Temperament is a person’s characteristic mood, sensitivity to stimulation, and energy level. These mood related personality characteristics constitute early building blocks for an individual’s later personality.
Describe one way in which temperament has been studied.
In 1984 Arnold Buss and Robert Plomin studied monozygotic (MZ) and dizygotic (DZ) twins in relation to temperament. They used three dimensions of behaviour which were emotionality, activity, and sociability. The term emotionality means how easily a person becomes very upset. The more upset a person becomes the harder it is for them to calm down. Activity is how much energy a person puts into their activity. A person with high activity levels will, for example, talk rapidly and move around a lot. By sociability we mean how much a person wants to be with others. Someone scoring high on sociability will prefer to spend time as they seem to need the interaction.
The scores of each of the twins were compared by Buss and Plomin. The wanted to see if, for example, a child who scored high on sociability had a twin who also scored high on sociability. If this was the case then there was strong correlation between the scores for this pair of twins. If temperament is genetic, then MZ twins should have higher correlation of scores than DZ twins. Results showed that there were much higher correlations between scores for MZ twins than scores for DZ twins. Buss and Plomin concluded from these results that temperament has a genetic basis and is innate.

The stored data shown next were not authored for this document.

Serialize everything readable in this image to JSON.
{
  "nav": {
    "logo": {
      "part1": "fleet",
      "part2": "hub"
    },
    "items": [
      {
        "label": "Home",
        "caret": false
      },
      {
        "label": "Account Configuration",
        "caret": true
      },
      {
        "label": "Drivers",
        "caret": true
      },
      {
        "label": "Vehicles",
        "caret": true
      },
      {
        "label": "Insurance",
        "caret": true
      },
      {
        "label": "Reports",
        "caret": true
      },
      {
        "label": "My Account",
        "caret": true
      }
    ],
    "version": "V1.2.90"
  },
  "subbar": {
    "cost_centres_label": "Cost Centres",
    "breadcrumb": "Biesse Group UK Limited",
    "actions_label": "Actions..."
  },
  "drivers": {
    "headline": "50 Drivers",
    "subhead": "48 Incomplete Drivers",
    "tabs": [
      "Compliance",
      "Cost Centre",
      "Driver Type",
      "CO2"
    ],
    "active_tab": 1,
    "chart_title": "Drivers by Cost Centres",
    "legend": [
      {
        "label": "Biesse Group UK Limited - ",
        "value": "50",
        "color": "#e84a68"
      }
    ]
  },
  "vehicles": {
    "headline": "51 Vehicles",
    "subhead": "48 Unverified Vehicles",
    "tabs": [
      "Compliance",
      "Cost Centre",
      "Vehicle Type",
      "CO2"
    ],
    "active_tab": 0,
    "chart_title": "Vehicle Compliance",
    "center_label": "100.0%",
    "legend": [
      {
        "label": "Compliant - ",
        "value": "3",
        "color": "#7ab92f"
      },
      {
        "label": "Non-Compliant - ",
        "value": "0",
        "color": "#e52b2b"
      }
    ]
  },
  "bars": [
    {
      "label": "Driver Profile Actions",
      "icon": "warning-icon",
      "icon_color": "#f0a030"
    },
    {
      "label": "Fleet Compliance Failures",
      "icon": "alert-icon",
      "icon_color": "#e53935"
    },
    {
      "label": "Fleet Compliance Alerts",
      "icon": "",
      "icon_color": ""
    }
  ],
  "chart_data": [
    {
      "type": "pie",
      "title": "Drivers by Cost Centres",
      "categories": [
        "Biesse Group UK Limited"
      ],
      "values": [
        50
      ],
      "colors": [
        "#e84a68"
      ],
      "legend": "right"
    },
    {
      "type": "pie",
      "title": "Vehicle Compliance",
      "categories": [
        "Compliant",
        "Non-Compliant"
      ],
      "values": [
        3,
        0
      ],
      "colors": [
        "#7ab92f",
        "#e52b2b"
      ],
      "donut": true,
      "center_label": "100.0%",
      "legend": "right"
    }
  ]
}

However there are difficulties in this research which may have affected the results and therefore the conclusions drawn from them. Identical twins spend a lot of time together and are usually treated in a similar way, for example, they are usually dressed in identical clothes, attend the same school, etc. Fraternal twins, however, are the same age but may be different sex, size, or appearance. Their experiences differ more, and it may be this which causes he lower correlation in scores for DZ twins, rather than the fact that they share only half of their genes in common. This possibility weakens the evidence for genetic argument.